- 1991 Nobel Prize in Physiology or Medicine

Intro
German biophycicist. Director at the Max Planck Institute for Biophysical Chemistry and Professor Emeritus at the University of Göttingen. In 1991, he was awarded the Nobel Prize in Physiology or Medicine along with Bert Sakmann for “their discoveries concerning the function of single ion channels in cells."
Education and Work Experience
1967-1971, Doctoral work at the Max-Planck-Institute (MPI) for Psychiatry and the Technical University of Munich
1972-1983, Postdoctoral at the Max-Planck-Institute for biophysical Chemistry in Gottingen, Germany
1983-Present, Director of the Membrane Biophysics Department at the MPI in Gottingen, Germany
Honors and Awards
1989, Foreign Member of the United States of the National Academy of Sciences
1991, Nobel Prize in Physiology or Medicine
1994, Foreign Member of the Royal Society (ForMemRS)

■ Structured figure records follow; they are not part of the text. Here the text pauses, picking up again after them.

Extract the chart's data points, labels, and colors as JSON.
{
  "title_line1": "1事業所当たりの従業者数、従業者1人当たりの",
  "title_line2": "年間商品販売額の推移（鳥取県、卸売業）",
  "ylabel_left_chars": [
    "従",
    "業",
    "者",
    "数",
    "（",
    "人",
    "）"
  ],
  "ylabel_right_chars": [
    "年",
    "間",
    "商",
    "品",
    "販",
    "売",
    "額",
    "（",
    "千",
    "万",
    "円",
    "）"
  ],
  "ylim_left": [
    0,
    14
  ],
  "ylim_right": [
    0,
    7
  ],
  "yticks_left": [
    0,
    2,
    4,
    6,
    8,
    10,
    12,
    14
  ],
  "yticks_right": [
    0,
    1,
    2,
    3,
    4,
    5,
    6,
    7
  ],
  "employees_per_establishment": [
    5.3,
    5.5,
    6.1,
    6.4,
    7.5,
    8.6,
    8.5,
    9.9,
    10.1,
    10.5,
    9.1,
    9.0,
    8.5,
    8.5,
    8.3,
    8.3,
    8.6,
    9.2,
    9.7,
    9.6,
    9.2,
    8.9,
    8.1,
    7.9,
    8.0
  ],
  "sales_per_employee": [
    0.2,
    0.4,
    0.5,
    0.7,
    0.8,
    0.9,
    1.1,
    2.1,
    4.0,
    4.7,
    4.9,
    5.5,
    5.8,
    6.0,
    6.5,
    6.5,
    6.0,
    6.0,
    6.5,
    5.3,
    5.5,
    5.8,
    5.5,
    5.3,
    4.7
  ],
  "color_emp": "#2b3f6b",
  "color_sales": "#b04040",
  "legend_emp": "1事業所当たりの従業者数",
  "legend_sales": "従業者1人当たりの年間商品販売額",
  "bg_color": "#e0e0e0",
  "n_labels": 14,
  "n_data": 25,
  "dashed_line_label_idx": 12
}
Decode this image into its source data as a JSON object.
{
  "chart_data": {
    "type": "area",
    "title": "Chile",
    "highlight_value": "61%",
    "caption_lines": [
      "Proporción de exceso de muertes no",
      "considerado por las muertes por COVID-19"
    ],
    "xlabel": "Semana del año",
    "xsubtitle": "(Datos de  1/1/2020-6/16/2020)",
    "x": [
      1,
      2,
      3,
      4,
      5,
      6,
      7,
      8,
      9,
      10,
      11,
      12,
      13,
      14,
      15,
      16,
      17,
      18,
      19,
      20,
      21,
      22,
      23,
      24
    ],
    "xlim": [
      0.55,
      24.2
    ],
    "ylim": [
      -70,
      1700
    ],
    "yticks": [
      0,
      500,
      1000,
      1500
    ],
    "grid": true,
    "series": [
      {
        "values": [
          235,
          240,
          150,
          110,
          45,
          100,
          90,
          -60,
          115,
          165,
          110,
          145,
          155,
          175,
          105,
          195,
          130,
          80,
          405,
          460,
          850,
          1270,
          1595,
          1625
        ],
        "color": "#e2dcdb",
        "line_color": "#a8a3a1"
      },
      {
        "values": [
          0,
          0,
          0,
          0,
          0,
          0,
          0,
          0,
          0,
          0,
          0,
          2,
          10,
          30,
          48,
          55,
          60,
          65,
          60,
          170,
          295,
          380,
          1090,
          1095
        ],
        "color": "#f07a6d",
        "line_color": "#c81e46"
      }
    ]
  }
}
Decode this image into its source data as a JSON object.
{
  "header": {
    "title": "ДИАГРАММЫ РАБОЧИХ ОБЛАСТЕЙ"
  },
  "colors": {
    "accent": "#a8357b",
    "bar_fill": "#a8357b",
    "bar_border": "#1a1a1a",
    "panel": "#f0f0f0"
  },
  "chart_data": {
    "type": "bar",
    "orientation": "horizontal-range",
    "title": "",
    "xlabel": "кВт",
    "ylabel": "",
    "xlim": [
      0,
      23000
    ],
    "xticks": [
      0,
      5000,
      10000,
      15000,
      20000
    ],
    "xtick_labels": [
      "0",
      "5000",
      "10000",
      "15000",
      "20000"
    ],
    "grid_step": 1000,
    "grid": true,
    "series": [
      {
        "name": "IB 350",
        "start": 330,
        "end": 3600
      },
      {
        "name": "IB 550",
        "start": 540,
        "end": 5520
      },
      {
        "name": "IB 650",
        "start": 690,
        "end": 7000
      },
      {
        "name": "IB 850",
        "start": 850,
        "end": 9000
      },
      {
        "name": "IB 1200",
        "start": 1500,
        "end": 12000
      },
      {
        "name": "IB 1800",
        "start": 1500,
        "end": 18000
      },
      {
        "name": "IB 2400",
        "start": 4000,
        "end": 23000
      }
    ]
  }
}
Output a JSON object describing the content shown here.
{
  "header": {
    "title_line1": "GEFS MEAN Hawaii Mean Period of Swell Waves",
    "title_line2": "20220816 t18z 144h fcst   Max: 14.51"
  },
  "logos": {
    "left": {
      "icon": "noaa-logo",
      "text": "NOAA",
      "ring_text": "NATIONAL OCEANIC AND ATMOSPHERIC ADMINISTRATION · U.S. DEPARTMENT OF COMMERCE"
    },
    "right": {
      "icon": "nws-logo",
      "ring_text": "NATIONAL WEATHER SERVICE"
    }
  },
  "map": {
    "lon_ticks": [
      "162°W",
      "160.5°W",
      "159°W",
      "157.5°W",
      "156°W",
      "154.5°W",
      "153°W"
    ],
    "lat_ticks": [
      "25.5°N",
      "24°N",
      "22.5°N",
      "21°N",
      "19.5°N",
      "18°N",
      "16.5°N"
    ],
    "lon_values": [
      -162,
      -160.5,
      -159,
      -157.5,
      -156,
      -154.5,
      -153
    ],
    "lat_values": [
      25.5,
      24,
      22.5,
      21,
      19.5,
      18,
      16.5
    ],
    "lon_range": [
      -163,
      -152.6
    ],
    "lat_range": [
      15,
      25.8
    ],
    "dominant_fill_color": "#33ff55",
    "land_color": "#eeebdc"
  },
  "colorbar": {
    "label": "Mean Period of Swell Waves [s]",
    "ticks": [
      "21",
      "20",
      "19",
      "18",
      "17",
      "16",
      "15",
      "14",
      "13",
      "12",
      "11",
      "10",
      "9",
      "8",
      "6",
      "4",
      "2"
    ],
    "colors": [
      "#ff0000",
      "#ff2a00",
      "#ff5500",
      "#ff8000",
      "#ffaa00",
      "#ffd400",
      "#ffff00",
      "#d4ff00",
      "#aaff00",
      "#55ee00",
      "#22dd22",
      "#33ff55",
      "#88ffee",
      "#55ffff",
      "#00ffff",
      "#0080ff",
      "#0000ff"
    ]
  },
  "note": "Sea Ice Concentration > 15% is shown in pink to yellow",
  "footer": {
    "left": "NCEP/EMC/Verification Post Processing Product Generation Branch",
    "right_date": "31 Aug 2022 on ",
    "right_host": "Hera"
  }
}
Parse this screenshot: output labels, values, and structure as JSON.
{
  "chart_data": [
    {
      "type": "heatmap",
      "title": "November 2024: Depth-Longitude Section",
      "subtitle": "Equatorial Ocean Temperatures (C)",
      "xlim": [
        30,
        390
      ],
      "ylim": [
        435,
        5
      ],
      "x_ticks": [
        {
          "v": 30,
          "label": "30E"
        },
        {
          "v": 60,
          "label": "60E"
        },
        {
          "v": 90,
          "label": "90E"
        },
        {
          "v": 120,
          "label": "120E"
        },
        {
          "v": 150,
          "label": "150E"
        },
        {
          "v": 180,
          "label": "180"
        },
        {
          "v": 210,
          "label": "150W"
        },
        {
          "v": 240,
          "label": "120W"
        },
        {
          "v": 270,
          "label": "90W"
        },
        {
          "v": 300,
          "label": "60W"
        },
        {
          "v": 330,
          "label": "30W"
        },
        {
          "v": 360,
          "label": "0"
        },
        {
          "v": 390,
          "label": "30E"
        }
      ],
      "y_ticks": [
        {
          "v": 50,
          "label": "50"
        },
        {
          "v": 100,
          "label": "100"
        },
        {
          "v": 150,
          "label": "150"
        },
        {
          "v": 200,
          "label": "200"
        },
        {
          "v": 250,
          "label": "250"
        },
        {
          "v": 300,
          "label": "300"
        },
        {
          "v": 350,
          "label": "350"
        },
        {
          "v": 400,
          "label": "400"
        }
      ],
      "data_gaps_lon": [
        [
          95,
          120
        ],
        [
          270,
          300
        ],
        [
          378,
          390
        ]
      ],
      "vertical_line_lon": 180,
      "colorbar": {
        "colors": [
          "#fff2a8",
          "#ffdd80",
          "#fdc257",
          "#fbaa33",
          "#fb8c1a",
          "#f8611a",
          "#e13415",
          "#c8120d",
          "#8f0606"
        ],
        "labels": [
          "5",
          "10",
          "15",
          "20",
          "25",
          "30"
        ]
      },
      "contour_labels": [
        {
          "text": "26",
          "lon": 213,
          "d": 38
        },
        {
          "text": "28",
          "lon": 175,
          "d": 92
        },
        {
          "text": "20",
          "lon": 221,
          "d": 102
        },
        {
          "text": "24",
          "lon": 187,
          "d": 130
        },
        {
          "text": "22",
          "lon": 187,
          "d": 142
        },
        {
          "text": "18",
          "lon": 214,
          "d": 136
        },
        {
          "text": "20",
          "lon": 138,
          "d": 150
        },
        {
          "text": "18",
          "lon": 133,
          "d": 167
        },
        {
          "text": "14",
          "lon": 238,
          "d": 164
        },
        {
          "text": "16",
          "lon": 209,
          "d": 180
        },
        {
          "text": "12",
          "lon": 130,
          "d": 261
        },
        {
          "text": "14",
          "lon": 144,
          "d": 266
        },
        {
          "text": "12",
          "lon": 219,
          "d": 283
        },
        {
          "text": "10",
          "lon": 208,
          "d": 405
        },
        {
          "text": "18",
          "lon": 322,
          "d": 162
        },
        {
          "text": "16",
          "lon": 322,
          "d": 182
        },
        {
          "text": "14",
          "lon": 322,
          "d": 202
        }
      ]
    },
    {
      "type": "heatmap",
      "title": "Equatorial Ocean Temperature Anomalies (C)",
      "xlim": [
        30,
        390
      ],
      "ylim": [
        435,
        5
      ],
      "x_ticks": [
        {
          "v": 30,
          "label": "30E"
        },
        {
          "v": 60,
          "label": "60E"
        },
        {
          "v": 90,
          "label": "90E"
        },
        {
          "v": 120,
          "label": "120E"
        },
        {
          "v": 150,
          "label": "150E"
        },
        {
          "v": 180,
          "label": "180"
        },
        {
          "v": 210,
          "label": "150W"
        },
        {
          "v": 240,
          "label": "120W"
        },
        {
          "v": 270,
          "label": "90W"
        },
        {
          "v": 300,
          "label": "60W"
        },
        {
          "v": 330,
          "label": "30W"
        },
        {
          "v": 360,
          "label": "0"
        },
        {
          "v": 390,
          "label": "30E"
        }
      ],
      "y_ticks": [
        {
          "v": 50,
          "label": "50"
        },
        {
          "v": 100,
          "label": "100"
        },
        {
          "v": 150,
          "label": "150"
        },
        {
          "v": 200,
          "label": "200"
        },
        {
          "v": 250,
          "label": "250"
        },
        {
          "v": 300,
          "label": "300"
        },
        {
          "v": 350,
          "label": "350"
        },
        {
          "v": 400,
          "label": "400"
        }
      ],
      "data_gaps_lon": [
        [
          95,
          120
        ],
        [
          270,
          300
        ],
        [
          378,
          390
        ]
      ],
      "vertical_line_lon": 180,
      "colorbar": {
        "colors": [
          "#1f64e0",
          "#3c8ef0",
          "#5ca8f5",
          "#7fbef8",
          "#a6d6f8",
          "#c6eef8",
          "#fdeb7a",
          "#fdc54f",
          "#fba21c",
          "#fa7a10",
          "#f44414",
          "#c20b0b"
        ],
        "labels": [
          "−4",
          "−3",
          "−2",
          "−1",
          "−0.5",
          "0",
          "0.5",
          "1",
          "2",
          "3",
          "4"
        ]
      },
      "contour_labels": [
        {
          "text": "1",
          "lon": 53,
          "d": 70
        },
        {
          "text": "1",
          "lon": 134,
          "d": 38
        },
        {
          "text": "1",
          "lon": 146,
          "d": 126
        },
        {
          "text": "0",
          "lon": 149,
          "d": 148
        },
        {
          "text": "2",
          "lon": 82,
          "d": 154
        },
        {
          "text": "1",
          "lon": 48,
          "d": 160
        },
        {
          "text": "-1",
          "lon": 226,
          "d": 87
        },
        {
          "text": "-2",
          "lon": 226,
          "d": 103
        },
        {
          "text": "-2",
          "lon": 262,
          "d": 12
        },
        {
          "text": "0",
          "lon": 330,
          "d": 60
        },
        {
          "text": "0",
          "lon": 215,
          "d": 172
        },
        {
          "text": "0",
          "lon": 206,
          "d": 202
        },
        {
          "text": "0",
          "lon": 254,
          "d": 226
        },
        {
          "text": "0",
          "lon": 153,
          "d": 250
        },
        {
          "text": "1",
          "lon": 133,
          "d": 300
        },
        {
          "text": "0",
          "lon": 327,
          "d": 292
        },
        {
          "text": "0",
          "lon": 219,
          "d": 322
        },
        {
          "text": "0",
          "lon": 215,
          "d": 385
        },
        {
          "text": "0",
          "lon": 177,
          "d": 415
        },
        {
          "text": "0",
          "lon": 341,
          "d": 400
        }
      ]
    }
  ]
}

Major Academic Achievements
Neher and Sakmann were the first to record the currents of single ion channels in living cells through their development of the patch-clamp technique. Erwin Neher subsequently developed several methods to study the release of hormones and neurotransmitters on the single-cell level, revealing mechanistic and molecular details of catecholamine release from adrenal chromaffin cells and short-term synaptic plasticity.